PAS
Gözlerim duvardaki sıva çatlaklarının izlerinden anlamlı şekiller çıkarmaya çalışıyordu. Bir çatlağı takip ederken onun Güney Afrika sahil hattı olduğunu düşlüyor, hiçbir gezgini Ümit Burnu’ndan geçirmiyordum. Çatlak ikiye ayrıldığındaysa tersine akan birer Dicle ve Fırat düşleyip onların Şattülarap’tan ayrılışını izliyordum. Sahi yeryüzünde yer çekimine karşı hareket edebilen tek madde su muydu?

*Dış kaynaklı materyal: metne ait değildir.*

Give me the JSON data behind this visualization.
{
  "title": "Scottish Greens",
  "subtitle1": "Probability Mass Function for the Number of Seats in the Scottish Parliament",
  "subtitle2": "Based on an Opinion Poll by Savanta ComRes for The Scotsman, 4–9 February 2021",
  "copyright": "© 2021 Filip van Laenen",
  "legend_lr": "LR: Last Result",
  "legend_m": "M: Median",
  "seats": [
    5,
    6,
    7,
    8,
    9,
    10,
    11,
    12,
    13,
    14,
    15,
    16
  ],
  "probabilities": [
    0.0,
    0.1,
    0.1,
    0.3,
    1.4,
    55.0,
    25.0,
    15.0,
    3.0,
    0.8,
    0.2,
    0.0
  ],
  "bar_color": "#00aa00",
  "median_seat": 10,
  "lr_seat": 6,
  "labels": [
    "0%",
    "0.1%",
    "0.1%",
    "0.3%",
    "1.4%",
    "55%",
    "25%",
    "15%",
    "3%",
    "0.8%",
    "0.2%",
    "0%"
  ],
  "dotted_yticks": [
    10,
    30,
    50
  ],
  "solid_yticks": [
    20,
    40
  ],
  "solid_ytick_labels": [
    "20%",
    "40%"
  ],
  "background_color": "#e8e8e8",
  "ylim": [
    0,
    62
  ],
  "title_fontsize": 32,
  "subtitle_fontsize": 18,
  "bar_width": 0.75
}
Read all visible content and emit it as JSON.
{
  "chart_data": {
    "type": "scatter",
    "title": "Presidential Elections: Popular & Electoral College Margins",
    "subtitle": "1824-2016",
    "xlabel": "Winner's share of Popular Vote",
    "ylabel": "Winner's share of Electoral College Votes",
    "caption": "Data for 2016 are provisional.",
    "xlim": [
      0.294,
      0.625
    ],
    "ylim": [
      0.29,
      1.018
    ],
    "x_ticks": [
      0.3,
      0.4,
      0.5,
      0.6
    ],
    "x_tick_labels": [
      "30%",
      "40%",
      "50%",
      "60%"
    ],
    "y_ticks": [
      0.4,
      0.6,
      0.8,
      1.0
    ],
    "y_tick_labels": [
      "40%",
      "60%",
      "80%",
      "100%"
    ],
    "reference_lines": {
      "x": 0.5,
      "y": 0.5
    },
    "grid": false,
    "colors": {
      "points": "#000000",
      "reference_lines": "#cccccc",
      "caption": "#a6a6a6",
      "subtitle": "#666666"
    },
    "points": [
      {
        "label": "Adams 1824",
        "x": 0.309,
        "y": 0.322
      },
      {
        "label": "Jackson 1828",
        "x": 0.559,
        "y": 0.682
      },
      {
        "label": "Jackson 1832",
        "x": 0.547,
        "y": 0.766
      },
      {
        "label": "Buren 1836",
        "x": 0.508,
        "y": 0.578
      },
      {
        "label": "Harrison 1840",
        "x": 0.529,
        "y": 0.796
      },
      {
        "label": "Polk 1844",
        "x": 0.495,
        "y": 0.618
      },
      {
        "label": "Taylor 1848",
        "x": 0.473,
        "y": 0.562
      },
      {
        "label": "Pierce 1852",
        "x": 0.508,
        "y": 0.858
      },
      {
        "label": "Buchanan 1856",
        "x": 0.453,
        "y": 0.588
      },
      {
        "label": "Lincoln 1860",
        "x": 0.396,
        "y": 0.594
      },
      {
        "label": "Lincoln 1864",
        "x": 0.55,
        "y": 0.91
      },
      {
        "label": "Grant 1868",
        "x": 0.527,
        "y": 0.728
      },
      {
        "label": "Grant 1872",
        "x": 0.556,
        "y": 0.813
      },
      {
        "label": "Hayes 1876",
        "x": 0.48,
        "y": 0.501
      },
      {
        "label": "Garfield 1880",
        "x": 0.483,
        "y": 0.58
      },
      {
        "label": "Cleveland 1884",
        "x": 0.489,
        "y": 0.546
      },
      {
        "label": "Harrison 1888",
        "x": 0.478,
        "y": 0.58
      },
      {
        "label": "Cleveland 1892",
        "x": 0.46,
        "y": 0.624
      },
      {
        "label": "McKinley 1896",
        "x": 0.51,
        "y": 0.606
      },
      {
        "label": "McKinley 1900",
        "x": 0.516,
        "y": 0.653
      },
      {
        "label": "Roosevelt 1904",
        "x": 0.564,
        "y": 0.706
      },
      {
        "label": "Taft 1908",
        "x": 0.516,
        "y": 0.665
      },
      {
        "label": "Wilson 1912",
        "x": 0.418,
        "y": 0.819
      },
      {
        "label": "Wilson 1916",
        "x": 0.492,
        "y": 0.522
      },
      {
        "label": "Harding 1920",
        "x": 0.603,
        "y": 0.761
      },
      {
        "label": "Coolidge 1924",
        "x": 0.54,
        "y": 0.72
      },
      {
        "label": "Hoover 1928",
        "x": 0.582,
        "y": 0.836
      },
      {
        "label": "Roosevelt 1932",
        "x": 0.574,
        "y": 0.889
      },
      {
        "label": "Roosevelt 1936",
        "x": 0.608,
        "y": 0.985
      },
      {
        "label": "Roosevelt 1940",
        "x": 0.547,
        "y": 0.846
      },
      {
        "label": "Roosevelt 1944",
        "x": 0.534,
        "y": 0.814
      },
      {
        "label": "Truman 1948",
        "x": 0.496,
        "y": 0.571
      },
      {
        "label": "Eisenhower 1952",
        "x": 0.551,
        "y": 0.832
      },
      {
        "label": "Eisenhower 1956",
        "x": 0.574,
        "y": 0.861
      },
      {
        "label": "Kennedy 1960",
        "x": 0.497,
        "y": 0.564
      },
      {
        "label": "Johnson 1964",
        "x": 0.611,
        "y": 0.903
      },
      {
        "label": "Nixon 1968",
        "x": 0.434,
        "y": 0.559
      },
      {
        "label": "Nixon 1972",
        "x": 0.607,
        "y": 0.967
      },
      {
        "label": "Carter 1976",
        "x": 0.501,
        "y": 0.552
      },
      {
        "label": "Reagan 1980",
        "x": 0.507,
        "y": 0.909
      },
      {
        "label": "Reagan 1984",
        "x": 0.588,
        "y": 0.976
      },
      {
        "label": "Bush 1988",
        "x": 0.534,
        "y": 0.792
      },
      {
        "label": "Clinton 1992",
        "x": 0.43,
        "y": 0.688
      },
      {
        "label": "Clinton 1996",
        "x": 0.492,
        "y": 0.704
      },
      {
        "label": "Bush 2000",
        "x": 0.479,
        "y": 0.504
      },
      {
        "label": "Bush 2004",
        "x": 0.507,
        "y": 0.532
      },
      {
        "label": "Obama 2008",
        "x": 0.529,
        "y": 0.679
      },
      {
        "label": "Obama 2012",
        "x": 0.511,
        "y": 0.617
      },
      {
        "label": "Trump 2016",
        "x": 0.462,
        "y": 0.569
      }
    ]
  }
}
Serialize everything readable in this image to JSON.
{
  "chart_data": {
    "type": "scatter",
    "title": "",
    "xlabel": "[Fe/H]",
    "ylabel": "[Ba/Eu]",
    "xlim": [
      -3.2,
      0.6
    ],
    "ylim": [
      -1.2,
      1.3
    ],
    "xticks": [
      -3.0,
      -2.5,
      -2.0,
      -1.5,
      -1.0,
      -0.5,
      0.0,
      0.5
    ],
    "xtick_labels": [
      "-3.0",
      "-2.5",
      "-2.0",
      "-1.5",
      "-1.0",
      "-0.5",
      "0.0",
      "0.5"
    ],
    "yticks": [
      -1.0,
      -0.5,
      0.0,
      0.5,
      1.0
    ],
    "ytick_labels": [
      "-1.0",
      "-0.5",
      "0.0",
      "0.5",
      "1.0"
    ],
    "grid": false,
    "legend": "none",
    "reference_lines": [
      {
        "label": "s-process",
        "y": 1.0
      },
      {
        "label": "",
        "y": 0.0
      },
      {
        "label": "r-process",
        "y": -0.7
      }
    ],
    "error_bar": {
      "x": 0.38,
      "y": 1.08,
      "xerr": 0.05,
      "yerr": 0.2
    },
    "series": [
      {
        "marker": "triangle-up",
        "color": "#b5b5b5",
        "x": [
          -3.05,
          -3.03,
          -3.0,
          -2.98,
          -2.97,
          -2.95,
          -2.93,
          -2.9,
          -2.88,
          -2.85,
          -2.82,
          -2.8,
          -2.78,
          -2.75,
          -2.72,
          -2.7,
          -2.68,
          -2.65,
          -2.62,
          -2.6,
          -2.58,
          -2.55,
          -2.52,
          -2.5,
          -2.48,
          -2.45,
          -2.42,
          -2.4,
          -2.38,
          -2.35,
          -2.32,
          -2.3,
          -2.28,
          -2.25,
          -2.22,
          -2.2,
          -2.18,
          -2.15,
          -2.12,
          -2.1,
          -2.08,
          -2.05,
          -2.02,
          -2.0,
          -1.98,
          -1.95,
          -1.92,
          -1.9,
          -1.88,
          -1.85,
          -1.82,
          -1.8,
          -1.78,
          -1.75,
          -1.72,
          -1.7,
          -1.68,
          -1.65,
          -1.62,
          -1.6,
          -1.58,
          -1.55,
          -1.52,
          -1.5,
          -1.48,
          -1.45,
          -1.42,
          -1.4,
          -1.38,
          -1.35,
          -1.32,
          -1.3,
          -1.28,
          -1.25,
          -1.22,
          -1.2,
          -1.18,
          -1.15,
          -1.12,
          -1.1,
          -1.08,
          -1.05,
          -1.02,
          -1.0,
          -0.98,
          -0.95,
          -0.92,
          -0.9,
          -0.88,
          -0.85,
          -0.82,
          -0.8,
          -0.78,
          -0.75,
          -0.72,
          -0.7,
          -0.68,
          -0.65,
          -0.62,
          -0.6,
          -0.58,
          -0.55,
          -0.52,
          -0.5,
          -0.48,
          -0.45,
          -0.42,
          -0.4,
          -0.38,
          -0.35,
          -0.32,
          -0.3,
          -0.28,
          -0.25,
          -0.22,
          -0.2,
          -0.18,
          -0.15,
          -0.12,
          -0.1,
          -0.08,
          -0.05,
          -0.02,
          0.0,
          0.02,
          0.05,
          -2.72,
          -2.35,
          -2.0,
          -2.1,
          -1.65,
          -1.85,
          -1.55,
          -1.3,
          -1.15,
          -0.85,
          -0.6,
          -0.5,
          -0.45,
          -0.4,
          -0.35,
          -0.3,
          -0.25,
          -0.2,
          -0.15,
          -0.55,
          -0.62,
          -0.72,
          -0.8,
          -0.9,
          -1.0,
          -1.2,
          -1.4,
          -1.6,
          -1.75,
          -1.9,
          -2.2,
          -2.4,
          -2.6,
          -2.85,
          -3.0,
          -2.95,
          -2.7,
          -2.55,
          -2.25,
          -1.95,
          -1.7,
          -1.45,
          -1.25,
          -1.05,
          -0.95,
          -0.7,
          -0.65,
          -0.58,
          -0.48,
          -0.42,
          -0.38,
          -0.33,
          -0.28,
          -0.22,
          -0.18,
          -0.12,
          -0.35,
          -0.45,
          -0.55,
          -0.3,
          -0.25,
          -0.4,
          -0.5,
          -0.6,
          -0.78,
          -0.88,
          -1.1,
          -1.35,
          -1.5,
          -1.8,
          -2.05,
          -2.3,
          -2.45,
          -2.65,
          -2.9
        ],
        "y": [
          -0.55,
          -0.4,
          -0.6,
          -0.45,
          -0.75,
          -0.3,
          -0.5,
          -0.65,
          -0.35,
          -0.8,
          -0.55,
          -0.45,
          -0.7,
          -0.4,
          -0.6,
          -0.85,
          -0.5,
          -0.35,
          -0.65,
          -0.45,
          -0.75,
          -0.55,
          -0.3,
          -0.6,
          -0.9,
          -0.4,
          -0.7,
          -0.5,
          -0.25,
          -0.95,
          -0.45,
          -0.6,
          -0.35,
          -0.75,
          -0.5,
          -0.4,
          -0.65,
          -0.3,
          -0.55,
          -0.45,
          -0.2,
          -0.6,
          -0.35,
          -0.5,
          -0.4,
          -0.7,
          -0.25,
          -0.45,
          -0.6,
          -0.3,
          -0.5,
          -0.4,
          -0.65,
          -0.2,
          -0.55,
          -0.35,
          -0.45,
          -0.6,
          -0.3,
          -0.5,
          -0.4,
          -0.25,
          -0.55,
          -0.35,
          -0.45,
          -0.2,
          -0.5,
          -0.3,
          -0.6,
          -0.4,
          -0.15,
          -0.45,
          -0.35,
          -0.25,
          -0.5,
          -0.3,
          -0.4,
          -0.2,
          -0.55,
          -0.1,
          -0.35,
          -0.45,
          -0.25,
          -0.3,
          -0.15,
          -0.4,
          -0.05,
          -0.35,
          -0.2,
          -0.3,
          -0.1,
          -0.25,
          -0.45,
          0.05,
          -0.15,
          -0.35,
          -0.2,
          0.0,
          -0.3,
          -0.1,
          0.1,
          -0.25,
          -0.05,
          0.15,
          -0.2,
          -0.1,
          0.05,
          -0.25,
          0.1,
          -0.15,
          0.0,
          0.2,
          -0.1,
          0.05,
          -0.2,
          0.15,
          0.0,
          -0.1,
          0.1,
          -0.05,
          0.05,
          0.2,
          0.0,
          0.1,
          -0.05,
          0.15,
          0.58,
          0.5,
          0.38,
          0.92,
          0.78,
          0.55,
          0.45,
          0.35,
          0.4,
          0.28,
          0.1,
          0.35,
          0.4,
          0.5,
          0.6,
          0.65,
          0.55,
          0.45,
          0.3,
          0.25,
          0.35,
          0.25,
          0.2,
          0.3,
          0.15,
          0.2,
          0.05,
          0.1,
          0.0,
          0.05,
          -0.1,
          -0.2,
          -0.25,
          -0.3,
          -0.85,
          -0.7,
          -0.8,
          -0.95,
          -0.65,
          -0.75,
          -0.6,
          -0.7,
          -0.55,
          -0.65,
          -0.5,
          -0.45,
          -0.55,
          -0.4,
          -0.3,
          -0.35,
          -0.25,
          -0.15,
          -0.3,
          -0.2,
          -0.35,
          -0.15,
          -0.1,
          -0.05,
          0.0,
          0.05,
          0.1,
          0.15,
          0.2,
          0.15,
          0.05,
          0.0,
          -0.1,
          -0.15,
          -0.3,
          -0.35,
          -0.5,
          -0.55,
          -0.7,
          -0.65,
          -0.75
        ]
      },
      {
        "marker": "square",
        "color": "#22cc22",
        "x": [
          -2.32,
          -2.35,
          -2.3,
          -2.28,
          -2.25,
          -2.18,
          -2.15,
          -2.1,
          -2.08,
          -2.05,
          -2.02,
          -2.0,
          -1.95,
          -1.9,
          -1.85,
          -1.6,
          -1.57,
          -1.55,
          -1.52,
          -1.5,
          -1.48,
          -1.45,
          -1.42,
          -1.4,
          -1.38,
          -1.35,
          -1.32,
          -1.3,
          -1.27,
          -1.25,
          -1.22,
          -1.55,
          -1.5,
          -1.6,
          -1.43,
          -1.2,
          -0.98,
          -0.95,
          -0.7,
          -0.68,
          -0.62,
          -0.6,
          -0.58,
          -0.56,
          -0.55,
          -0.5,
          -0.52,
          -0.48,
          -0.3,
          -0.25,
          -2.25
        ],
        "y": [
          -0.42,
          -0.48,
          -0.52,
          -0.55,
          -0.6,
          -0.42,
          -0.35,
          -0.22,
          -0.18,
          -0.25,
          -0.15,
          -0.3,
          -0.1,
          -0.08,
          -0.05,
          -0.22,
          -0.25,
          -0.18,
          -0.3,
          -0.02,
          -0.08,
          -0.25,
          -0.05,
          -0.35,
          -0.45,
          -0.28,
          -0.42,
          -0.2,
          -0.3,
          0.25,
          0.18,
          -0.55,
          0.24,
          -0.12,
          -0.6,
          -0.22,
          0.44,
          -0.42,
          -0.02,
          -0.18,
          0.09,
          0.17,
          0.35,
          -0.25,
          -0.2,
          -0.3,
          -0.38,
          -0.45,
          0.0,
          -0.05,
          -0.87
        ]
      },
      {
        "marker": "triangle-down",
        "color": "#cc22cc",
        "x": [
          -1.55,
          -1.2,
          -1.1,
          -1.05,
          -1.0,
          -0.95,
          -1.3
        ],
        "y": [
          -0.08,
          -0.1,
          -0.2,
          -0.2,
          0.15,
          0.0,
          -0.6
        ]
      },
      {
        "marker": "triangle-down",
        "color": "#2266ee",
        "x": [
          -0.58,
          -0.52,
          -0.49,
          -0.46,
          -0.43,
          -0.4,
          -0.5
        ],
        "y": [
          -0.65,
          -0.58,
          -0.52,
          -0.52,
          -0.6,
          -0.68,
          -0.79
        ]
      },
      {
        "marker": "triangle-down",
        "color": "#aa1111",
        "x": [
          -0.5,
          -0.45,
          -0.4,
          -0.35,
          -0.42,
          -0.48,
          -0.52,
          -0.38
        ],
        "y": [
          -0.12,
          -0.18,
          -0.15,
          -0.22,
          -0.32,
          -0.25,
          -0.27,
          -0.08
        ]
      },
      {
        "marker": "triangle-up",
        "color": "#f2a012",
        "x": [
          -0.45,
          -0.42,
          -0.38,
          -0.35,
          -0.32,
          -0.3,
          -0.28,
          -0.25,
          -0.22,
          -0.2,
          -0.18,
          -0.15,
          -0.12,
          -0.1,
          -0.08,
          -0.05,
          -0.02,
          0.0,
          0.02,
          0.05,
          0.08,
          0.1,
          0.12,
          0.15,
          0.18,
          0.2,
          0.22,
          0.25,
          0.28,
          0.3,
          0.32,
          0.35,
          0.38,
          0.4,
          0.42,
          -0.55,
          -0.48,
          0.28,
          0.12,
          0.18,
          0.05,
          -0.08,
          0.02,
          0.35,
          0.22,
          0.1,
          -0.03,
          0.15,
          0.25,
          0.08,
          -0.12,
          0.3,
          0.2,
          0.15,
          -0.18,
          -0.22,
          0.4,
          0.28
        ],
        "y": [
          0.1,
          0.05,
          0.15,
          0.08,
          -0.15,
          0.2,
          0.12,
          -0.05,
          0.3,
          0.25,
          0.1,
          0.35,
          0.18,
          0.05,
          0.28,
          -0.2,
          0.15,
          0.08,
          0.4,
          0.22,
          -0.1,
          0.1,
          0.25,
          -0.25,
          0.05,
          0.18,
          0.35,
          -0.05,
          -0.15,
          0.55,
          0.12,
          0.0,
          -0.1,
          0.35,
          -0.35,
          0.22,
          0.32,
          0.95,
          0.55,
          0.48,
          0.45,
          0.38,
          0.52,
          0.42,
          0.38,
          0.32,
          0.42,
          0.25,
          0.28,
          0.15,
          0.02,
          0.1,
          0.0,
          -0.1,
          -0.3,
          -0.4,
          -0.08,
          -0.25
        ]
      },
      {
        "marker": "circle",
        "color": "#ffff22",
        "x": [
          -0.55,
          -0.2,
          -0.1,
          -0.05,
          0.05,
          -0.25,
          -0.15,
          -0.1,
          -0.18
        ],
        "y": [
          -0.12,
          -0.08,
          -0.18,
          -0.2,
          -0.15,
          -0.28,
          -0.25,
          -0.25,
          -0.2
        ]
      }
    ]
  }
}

Haritalar her yerde, biliyorsunuz değil mi? İçinde doğup büyüdüğüm kerpiç ev 1920’lerde inşa edilmişti, çatlakların haritalarıyla ilk o evde tanıştım. İlkin var olan çatlaklar yetiyordu bana, sonra sonra büyüdükçe hikâyeler işlemeye başladım onların izlerini takip ederken. Yemek yerken ya da oyun oynarken onları izlemek yetmedi, çatlak takibinin kendisi başlı başına bir iş oldu. Bir gün işin içine tükenmez kalem de girdi. Sıvanın bölünmeye çalıştığı her iz bir kaçış rotasıydı, kendi yaptığım hücrelerden birkaç tel saç çizdiğim kafalar kaçırmaya çalışırdım. Yolun sonu başka bir hücreyle biterdi ama olsun, henüz 5 yaşındaydım. “Ellemeyin çocuğa, çizsin; nasılsa bu yaza boyanacak” derdi babaannem. Hiçbir yaz boyamadık kerpiç evimizi; zaten 10 yaz sonra da kerpiçler toprağa karıştı, üzerine katlar çıkıldı. Kerpiç ev, kerpiç sıva. Bazı çocuklar kerpici tırnaklarıyla kaldırıp yerlerdi, sizin mahallede yoktur belki o çocuklardan. Demir eksikliğindenmiş derler, toprak yiyenleri de görülür.
Ümit Burnu’nu tutuyordum hala çatlağın haritasında, gezginlere fırtınalar çıkarıyordum duvara attığım delici bakışlarla, 32 yaşındayım artık. Geçerlerse sömürünün bin türlüsünü keşif diye yazacak tarih kitapları sonra. No pasaran! Bu duvar tuğla duvar; sıvalar öyle dökülmüş ki ateş tuğlalarının eğri büğrü yüzleri çıkmış ortaya. Onlar da toprak. Hava olmasa ateş yanmasa pişmeyecekler, tuğlaya dönüşmeyecekler.
Kırmızılar bordolar seçiyor gözüm, yürüyorum; denizden denizden esiyor lodos. Eski olanı sevdim hep, eski olanı salt eski olduğundan sevdim; eskidikçe daha çok sevdim. Hele ki makine kılıflarını… Üçgen alınlıklı atölye cepheleri, testere dişli fabrika çatıları, hepinize aşığım! Tuğla kırmızı, ateş kırmızı, kiremit kırmızı. Çarklar dönmüş, kazanlar kaynamış yıllarca. Sonra bir gün soğumuş kazan dairesi tekrar ısınmayacağını bilmeden, çarkları yağlayan da olmamış bir daha. Makinelerden ses soluk çıkmamış o günden sonra.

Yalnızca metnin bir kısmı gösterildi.